Camino de un recado con mi hija de cinco años. De noche. Julia va suelta por la acera, yo escucho una voz potente detrás, en un idioma que no reconozco. Instintivamente acerco un poco a Julia a mi cuerpo. Sin más.
-“Señor no, por favor, racismo no”.
-Estoy confuso, ni siquiera sabía que mi gesto había entablado comunicación alguna, mucho menos aún que podría haber molestado a alguien.
- El, árabe, me explica que “lo de París” nada tiene que ver con los suyos, yo trato de indicarle que en absoluto pienso eso, y que lamento mucho si le he hecho sentir mal de alguna forma. Conversamos unos minutos con intercambio, me temo, algo errática, y acabamos dándonos un abrazo en la acera de los pares de Bravo Murillo. Sonreímos amistosos. Me pide que “eduque a la niña lejos del racismo”. Asiento, claro.
Aún así, creo que ninguno de los dos nos vamos del todo satisfechos.

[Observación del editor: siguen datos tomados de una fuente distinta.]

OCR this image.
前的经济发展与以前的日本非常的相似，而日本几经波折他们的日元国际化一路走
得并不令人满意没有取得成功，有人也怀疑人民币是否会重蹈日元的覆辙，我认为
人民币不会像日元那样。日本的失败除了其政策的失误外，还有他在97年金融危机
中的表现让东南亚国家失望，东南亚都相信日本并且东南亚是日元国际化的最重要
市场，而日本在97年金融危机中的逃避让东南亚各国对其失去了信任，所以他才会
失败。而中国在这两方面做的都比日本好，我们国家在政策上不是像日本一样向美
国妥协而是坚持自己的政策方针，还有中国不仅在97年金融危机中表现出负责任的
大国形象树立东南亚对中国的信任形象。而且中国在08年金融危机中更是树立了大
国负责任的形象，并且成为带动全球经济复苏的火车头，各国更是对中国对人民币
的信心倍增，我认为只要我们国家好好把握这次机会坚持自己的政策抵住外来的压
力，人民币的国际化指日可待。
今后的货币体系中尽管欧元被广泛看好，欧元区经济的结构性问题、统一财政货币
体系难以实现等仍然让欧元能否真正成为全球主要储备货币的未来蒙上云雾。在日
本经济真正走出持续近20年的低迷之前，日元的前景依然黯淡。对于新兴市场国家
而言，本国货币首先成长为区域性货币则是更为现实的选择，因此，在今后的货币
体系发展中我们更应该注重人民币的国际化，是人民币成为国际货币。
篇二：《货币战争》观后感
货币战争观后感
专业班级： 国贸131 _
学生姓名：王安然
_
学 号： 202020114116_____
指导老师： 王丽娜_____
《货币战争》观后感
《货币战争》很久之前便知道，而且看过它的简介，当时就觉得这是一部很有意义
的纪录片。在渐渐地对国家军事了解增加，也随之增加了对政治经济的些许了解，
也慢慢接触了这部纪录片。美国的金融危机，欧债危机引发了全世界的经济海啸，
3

Es posible ¿por qué no? que cayera en un tic racista. Me parece que nadie está libre de ello. No lo sé. Pero lo importante aquí no es si yo encontré con una mancha en mi bonito constructo de persona intachable, lo importante es ÉL, porque él era la condensación de un clima de islamofobia que corre el peligro de tornar en tóxico.